On a global level, BCBS does not provide a definition of non-financial risk. The Basel Committee has, however, updated the principles for the sound management of operational risk and published a linked paper on operational resilience in March 2021. As with Basel, regulators more frequently advise on operational risk management and in part reference some of the non-financial risk types within those policies.
In Europe, Banco de España mentions certain examples of non-financial risks, such as misconduct, non-compliance, IT, reputational, cybersecurity or operational challenges. The basis for the delineation against financial risks is that the mentioned non-financial risks are not linked directly to financial decisions and have nothing but a downside. Also, according to Banco de España, a further defining element of non-financial risk is that it is hard to quantify precisely. Finally, there is a reference to operational risk as the specific part of the Basel Accord included a capital charge for these types of risk.[25] The ECB annually publishes a report on the outcome of the Supervisory Review Process (SREP) IT Risk questionnaire, which specifically deals with findings and weaknesses of IT-related risks.[26]
US regulators do not explicitly provide a definition of non-financial risk. However, in its November 2019 Supervision and Regulation report, the Federal Reserve Board (FED) gives examples of risk-management weaknesses for US banks with less-than-satisfactory supervisory ratings. These examples include compliance, internal controls, model risk management, operational risk management and/or data as well as information technology infrastructure. Further weaknesses mentioned concern the Bank Secrecy Act (BSA) and anti-money laundering (AML) programmes.[27]
Among Asian-Pacific regulators, the Australian Prudential Regulation Authority (APRA) refers to non-financial risks in its information paper on governance, culture, remuneration and accountability. However, it does not provide an explicit definition of non-financial risk.[28]

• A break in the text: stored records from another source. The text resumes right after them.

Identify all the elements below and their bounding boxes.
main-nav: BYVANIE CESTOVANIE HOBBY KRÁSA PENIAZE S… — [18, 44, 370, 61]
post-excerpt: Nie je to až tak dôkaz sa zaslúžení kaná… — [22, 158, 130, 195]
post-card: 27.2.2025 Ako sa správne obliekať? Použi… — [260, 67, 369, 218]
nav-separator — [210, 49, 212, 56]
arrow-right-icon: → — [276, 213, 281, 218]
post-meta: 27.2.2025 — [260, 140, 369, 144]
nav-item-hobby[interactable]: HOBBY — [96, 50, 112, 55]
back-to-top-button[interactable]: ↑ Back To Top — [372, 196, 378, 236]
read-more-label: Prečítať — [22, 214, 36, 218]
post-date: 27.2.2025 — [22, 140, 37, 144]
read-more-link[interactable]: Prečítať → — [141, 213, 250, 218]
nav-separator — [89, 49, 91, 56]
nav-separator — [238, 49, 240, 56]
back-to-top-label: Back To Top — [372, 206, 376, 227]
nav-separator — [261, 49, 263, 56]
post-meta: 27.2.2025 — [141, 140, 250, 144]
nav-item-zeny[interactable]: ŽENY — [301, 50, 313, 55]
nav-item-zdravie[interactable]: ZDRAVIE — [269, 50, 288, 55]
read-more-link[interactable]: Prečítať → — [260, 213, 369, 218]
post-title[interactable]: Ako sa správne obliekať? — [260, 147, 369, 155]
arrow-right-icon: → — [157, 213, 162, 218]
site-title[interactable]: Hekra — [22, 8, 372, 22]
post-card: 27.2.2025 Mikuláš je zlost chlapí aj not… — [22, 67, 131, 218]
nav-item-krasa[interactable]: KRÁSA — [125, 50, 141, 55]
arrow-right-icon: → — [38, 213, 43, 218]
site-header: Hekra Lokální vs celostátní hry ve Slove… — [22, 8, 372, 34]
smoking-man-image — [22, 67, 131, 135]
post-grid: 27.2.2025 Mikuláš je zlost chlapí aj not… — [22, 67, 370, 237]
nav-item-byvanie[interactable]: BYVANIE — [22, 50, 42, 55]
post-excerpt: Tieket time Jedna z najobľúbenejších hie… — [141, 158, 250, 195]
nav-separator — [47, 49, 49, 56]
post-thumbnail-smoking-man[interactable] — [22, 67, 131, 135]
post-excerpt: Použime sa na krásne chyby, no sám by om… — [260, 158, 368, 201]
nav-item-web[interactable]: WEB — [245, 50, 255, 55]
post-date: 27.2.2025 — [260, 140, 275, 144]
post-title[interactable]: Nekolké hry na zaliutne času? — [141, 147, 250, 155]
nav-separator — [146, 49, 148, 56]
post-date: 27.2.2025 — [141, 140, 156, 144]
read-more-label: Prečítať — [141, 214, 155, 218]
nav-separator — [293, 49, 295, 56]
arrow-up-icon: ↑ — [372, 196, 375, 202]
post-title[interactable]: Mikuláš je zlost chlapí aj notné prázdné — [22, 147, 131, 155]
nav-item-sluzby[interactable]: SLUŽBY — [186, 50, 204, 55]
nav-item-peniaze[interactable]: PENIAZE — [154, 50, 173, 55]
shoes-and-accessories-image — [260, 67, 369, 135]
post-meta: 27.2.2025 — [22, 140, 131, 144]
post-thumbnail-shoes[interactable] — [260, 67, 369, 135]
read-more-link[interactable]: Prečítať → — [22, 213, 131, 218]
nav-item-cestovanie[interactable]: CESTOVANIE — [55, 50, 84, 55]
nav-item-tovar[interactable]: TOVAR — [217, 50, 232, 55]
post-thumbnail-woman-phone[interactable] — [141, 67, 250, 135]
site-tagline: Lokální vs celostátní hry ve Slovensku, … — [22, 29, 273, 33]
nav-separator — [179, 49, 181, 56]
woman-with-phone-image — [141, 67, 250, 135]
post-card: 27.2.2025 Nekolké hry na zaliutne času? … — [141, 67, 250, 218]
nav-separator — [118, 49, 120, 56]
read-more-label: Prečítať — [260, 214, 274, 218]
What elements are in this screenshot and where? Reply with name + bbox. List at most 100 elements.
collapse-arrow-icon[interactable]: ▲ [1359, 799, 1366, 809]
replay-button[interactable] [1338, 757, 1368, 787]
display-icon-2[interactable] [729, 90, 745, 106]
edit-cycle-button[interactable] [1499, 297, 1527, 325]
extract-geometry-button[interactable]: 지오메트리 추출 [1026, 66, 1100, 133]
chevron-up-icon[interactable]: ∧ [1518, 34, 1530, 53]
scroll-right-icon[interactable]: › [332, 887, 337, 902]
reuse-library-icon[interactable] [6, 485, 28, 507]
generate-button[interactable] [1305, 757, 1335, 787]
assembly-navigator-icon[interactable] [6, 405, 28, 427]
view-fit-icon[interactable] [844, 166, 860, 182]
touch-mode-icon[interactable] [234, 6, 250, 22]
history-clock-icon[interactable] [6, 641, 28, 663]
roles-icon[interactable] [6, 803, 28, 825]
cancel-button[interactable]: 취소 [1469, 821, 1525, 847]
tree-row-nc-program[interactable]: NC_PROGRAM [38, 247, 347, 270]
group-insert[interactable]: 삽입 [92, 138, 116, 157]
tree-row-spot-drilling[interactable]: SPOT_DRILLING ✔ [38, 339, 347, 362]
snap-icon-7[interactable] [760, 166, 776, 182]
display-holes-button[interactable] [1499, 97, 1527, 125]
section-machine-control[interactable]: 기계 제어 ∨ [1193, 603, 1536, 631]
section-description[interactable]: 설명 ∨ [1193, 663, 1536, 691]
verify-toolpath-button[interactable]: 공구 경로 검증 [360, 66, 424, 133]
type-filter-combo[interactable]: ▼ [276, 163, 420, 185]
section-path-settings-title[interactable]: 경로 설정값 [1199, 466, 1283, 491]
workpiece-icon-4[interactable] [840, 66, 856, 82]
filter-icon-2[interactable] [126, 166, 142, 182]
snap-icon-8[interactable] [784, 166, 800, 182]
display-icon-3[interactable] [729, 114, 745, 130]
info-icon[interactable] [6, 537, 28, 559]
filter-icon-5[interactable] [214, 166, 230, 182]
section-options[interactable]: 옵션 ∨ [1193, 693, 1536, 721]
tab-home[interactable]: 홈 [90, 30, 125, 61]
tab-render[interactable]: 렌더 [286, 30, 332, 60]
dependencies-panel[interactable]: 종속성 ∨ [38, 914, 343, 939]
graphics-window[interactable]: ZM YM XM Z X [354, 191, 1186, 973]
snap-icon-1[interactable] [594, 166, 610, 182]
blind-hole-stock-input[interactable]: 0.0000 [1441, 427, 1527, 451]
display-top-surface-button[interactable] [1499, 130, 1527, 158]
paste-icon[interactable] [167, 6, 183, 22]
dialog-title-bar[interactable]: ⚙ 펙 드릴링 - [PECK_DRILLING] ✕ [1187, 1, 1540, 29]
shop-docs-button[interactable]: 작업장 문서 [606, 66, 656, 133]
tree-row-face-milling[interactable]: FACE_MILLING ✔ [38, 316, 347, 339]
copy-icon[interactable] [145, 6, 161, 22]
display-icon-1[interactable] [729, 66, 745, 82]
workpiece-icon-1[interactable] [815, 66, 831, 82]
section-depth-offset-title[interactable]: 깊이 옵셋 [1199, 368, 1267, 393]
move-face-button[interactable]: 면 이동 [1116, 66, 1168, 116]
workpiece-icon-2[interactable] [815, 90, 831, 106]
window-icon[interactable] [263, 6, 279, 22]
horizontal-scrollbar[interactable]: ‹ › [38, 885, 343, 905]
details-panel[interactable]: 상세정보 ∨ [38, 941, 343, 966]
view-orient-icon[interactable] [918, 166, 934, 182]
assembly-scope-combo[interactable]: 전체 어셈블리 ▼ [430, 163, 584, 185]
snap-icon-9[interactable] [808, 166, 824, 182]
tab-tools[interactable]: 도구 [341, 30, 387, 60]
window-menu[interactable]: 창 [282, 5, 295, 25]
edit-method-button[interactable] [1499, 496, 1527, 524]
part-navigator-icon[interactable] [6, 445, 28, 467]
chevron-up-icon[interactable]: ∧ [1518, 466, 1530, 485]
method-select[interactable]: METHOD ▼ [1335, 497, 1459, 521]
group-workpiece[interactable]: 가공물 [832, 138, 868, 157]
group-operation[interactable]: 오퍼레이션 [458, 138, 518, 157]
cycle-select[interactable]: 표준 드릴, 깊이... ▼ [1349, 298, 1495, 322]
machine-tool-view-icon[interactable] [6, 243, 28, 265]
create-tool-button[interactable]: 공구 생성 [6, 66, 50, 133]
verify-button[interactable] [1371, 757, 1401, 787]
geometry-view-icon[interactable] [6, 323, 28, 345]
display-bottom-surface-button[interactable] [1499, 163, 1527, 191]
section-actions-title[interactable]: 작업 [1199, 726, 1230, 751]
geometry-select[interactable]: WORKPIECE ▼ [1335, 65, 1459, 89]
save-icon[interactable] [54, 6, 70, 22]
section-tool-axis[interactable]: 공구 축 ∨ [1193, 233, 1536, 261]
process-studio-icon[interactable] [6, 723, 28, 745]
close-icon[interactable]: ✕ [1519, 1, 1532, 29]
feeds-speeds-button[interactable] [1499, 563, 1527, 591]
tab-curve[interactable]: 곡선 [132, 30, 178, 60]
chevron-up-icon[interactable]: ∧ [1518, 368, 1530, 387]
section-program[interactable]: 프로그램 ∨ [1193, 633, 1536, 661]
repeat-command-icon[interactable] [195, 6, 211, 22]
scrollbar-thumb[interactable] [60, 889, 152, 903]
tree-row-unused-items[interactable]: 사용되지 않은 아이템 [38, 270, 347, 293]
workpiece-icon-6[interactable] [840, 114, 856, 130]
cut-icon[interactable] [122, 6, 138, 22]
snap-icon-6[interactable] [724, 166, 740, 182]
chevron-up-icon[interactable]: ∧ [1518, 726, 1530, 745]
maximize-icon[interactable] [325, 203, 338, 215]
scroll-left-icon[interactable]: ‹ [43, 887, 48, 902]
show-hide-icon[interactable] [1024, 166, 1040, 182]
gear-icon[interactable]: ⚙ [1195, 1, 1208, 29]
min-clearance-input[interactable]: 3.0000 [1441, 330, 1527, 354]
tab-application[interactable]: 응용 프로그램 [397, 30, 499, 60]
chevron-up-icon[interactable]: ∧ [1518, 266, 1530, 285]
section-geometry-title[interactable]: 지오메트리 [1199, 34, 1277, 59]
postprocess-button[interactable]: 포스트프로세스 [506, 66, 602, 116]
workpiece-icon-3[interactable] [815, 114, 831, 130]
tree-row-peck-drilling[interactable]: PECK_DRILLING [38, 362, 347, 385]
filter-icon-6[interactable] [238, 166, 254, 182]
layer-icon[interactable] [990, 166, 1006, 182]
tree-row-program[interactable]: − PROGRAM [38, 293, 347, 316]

2.3  Differentiation of financial and non-financial risk

Given the lack of clarity concerning a standardised definition of non-financial risk, we here define the terms ‘financial risk’ and ‘non-financial risk’ the way we will use them throughout this book. The general approach considers regulatory definitions already in use and attempts to find a structure that encompasses all types of risk.
Financial risk can generally be defined as “the possibility of losing money on an investment or business venture.”[29] Other categorisations of financial risk use the question of measurability, meaning whether methodologies are available to accurately model and measure risk.
However, as both approaches do not clearly define the risk types that would be considered under financial risk, our definition of financial risk is based on a positive-list approach, defining all risk types that belong in this risk category. Non-financial risk is then defined as the remaining risk types. Moreover, due to the importance of the term “operational risk,” which is a supercategory for certain, yet not all non-financial risks, non-financial risk itself is subdivided into two key categories: operational risks and strategic risks. Taken together, this approach covers all types of risks possible in financial institutions.

2.3.1  Financial risk definition

Our definition of financial risk is based on the enumeration of all included individual financial risk types. For the purposes of this book, the three financial risk types included in the definition of financial risk are credit risk, market risk and liquidity risk.
The BCBS defines credit risk as “the potential that a bank borrower or counterparty will fail to meet its obligations in accordance with agreed terms.”[30]